A beginners guide to cheese: Rinds

When it comes to cheese, I’m a big advocate for using the whole cow (pun intended) and rinds are no exception. In most cases, cheese rinds are perfectly edible and one could argue in some cases, extremely enjoyable. But before you start munching on some rinds, it’s important to tell the difference between the different types, and more crucially, know which ones can be eaten and which cannot.

Non-edible rind


Certain cheeses are encased in non-edible rinds. These will be made from either wax, cloth, paper, and sometimes bark. In case it wasn’t already obvious: these should not be consumed. While they probably won’t hurt you, there’s no real reason to eat them.

Rindless cheese



Certain cheeses come with no rinds. These cheeses are either not exposed to the necessary airing process required to create rinds or are fresh. Examples of rindless cheeses include mozzarella and feta.

Bloomy rind



These rinds have a characteristic white, almost furry appearance. They are usually soft and are often found on semi-soft and soft cheeses like Brie and Camembert. Bloom-y rinds are created by spraying the cheese with an edible mold spore. The mold blooms and creates a soft rind around the cheese. These rinds are almost always worth eating. They have a similar consistency to the cheese iteself and often have a similar taste.

Washed rind



As the name suggests, washed rinds are created by rubbing or brushing the surface of cheese with a liquid. The liquid can be wine, brine, or other alcohols. Washing the surface of the cheese with liquid creates a moist environment that encourages the growth of mold. These rinds tend to have a sticky texture and a notable orange hue. Washed rind cheeses tend to be fairly aromatic and the rind is acidic and flavorful. Some find the tart notes of washed rind to be off-putting as it can contrast dramatically with the creamy notes of cheese.

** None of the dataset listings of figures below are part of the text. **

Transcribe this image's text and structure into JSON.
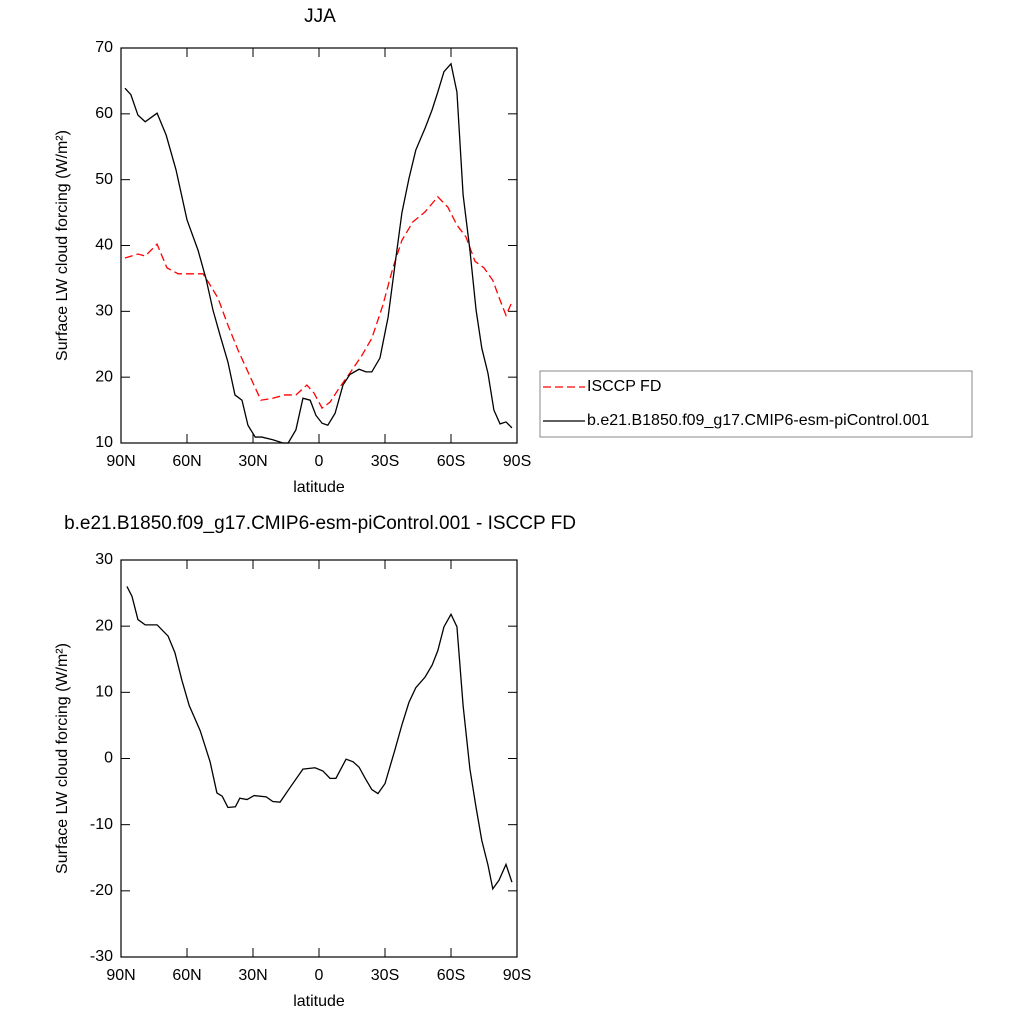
{
  "chart_data": [
    {
      "type": "line",
      "title": "JJA",
      "x_label": "latitude",
      "y_label": "Surface LW cloud forcing (W/m²)",
      "xlim": [
        90,
        -90
      ],
      "xticks": [
        {
          "value": 90,
          "label": "90N"
        },
        {
          "value": 60,
          "label": "60N"
        },
        {
          "value": 30,
          "label": "30N"
        },
        0,
        {
          "value": -30,
          "label": "30S"
        },
        {
          "value": -60,
          "label": "60S"
        },
        {
          "value": -90,
          "label": "90S"
        }
      ],
      "ylim": [
        10,
        70
      ],
      "yticks": [
        10,
        20,
        30,
        40,
        50,
        60,
        70
      ],
      "legend": "right",
      "series": [
        {
          "name": "ISCCP FD",
          "color": "#ff0000",
          "dashed": true,
          "x": [
            88.2,
            82.3,
            79,
            73.6,
            69.1,
            64,
            58.6,
            52.7,
            49.5,
            45.9,
            41.4,
            36.8,
            32.3,
            26.4,
            21,
            15.5,
            10.5,
            5.5,
            2.3,
            -1.4,
            -5,
            -9.5,
            -14,
            -19.5,
            -24,
            -29,
            -33.6,
            -37.7,
            -42.7,
            -48.2,
            -54,
            -58.6,
            -62.7,
            -66.8,
            -70.9,
            -75,
            -79,
            -82.3,
            -85,
            -87.7
          ],
          "values": [
            38.1,
            38.7,
            38.4,
            40.2,
            36.6,
            35.7,
            35.7,
            35.7,
            34,
            32,
            27.9,
            24.1,
            20.8,
            16.5,
            16.8,
            17.3,
            17.3,
            18.8,
            17.6,
            15.3,
            16.2,
            18.5,
            20.6,
            23.3,
            25.9,
            30.9,
            36.6,
            40.8,
            43.6,
            45.1,
            47.4,
            45.8,
            43.1,
            41.3,
            37.6,
            36.6,
            34.7,
            31.7,
            29.4,
            31.4
          ]
        },
        {
          "name": "b.e21.B1850.f09_g17.CMIP6-esm-piControl.001",
          "color": "#000000",
          "dashed": false,
          "x": [
            88.2,
            85.5,
            82.3,
            79,
            73.6,
            69.5,
            65,
            60,
            55,
            51.4,
            48.2,
            45,
            41.4,
            38.2,
            35,
            32.3,
            29,
            26,
            21,
            16.4,
            14,
            10.5,
            7.3,
            4,
            1.4,
            -1.4,
            -4,
            -7.3,
            -10.9,
            -14,
            -18.2,
            -21.4,
            -24,
            -27.7,
            -31.4,
            -34.5,
            -37.7,
            -40.9,
            -44,
            -48.2,
            -51.4,
            -54,
            -56.8,
            -60,
            -62.7,
            -65.5,
            -68.6,
            -71.4,
            -74,
            -76.8,
            -79.5,
            -82.3,
            -85,
            -87.7
          ],
          "values": [
            63.9,
            62.9,
            59.8,
            58.8,
            60.1,
            56.8,
            51.5,
            43.9,
            39.3,
            35,
            30.2,
            26.4,
            22.3,
            17.3,
            16.5,
            12.7,
            10.9,
            10.9,
            10.5,
            10,
            10,
            12,
            16.8,
            16.5,
            14.2,
            13,
            12.7,
            14.5,
            18.8,
            20.4,
            21.2,
            20.8,
            20.8,
            22.9,
            29.1,
            37,
            45,
            50.2,
            54.5,
            57.8,
            60.6,
            63.3,
            66.4,
            67.6,
            63.3,
            47.7,
            39.3,
            30.2,
            24.4,
            20.6,
            15,
            12.9,
            13.2,
            12.3
          ]
        }
      ]
    },
    {
      "type": "line",
      "title": "b.e21.B1850.f09_g17.CMIP6-esm-piControl.001 - ISCCP FD",
      "x_label": "latitude",
      "y_label": "Surface LW cloud forcing (W/m²)",
      "xlim": [
        90,
        -90
      ],
      "xticks": [
        {
          "value": 90,
          "label": "90N"
        },
        {
          "value": 60,
          "label": "60N"
        },
        {
          "value": 30,
          "label": "30N"
        },
        0,
        {
          "value": -30,
          "label": "30S"
        },
        {
          "value": -60,
          "label": "60S"
        },
        {
          "value": -90,
          "label": "90S"
        }
      ],
      "ylim": [
        -30,
        30
      ],
      "yticks": [
        -30,
        -20,
        -10,
        0,
        10,
        20,
        30
      ],
      "series": [
        {
          "color": "#000000",
          "dashed": false,
          "x": [
            87.3,
            85,
            82.3,
            79,
            73.6,
            68.6,
            65.5,
            62.3,
            59,
            54,
            49.5,
            46.4,
            44,
            41.4,
            38,
            36,
            32.7,
            29.5,
            24,
            21,
            17.7,
            13.6,
            7.3,
            1.8,
            -1.8,
            -5,
            -7.7,
            -12.3,
            -15.5,
            -18.2,
            -21,
            -24,
            -26.8,
            -30,
            -34.5,
            -37.7,
            -40.9,
            -44,
            -48.2,
            -51.4,
            -54,
            -56.8,
            -60,
            -62.7,
            -65.5,
            -68.6,
            -71.4,
            -74,
            -76.8,
            -79,
            -81.8,
            -85,
            -87.7
          ],
          "values": [
            26,
            24.5,
            21,
            20.2,
            20.2,
            18.5,
            16,
            11.8,
            8,
            4.2,
            -0.5,
            -5.2,
            -5.7,
            -7.4,
            -7.3,
            -6,
            -6.2,
            -5.6,
            -5.8,
            -6.5,
            -6.6,
            -4.6,
            -1.6,
            -1.4,
            -1.9,
            -3,
            -3,
            -0.1,
            -0.5,
            -1.3,
            -3,
            -4.7,
            -5.3,
            -3.8,
            1.3,
            5.1,
            8.5,
            10.7,
            12.3,
            14.1,
            16.3,
            19.9,
            21.8,
            19.9,
            8,
            -1.6,
            -7.4,
            -12.4,
            -16.1,
            -19.7,
            -18.4,
            -16,
            -18.7
          ]
        }
      ]
    }
  ]
}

Examples of washed-rind cheeses include Gruyere, Taleggio, Limburger, and Winnimere.

Natural rind



Finally, we have natural rinds. These rinds are created by simply exposing the cheese to air over time. As the cheese ages, the outer layer dries and forms a hard, natural rind. Natural rinds can be tough and difficult to eat. However, some can be eaten and enjoyed. Examples of natural rind cheese included: Stilton, Parmigiano-Reggiano, and certain cheddars.